UPMC has its work cut out: the 4,200-bed system contains 8.7 million patient records across UPMC and the UPMC Health Plan. Because UPMC and its Health Plan are separate entities under HIPAA, their data should not be co-mingled, but stored separately,  Shrestha says.

UPMC has worked on integrating clinical data as well as information from the UPMC Health Plan, so UPMC physicians have the ability to access information on patients’ services received inside and outside of the UPMC network via the UPMC Health Plan. Conversely, health plan staff have access to UPMC health plan member information that is not available through claims, but is required to improve National Committee for Quality Assurance, Healthcare Effective Data and Information Set and Centers for Medicare & Medicaid Services (CMS) star ratings. These include childhood immunization and blood pressure data.

Achieving ROI of a different kind

At this point, it can be too early for some organizations to calculate ROIs for their ACO initiatives. Instead, better patient care can provide anecdotal evidence of efforts. From a financial standpoint, it can be hard to measure savings 15 to 20 years out, says Steven Robertson, MBA, executive VP, CIO at Hawaii Pacific Health (HPH) in Honolulu. As the state’s largest healthcare system, HPH joined Premier’s implementation collaborative in 2011 to benchmark themselves against national standards and local participants also partnered with Premier.

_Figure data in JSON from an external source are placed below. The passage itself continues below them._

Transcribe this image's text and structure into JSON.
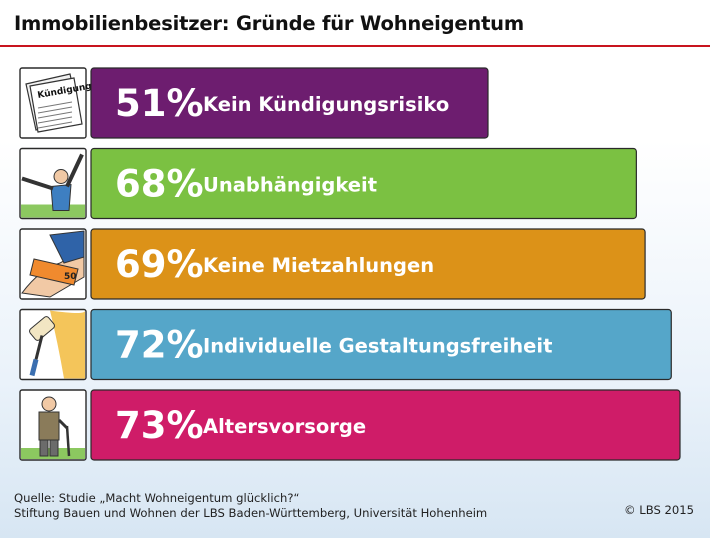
{
  "title": "Immobilienbesitzer: Gründe für Wohneigentum",
  "chart_data": {
    "type": "bar",
    "orientation": "horizontal",
    "categories": [
      "Kein Kündigungsrisiko",
      "Unabhängigkeit",
      "Keine Mietzahlungen",
      "Individuelle Gestaltungsfreiheit",
      "Altersvorsorge"
    ],
    "values": [
      51,
      68,
      69,
      72,
      73
    ],
    "value_labels": [
      "51%",
      "68%",
      "69%",
      "72%",
      "73%"
    ],
    "colors": [
      "#6d1d6f",
      "#7bc142",
      "#dc9218",
      "#55a6c9",
      "#cf1c68"
    ],
    "icons": [
      "kuendigung-document-icon",
      "arms-raised-person-icon",
      "hand-giving-banknote-icon",
      "paint-roller-icon",
      "elderly-man-cane-icon"
    ],
    "icon_texts": [
      "Kündigung",
      "",
      "50",
      "",
      ""
    ],
    "unit": "%"
  },
  "footer": {
    "source_line1": "Quelle: Studie „Macht Wohneigentum glücklich?“",
    "source_line2": "Stiftung Bauen und Wohnen der LBS Baden-Württemberg, Universität Hohenheim",
    "copyright": "© LBS 2015"
  }
}
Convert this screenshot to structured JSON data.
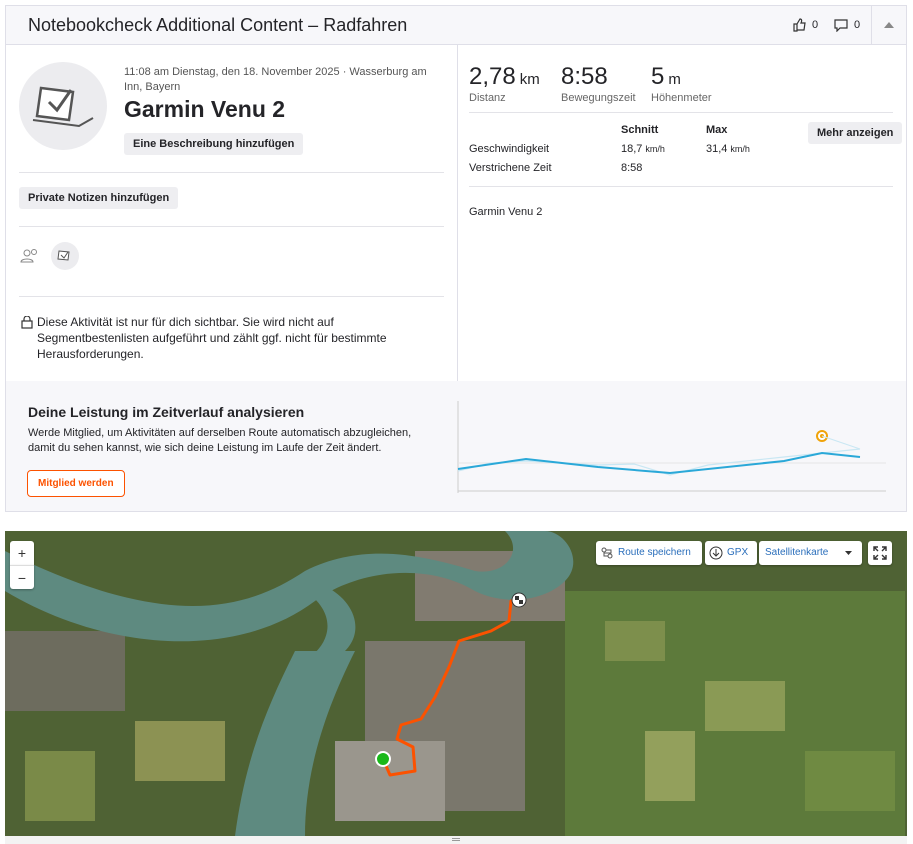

“Much of the ROI benefit is from improving long-term health and this doesn’t translate well into a 12-month operating budget,” says Robertson. “However, transparency of care at every level and true collaboration among providers is integral.” An EMR can position a provider, according to Robertson, but transparency, partnerships, communication and trust are required to make the software and data useful tools in achieving meaningful change.

The connected data helped HPH achieve an understanding of outcomes that fosters communications among clinicians, which creates better health for patients. At the end of March, only 14.2 percent of diabetes patients were classified as having poor control of their disease, reports Robertson. One year after entering the diabetes program, the patients ranked in the top 10 percent nationally for meeting all diabetic control measures—cholesterol levels, blood pressure, kidney function and blood sugar levels have improved, including 80 percent of diabetes patients having their blood pressure under control.

As organizations consider how to successfully saddle up the unicorn that is accountable care, they must plan and assess their health IT, as well as targeted population goals.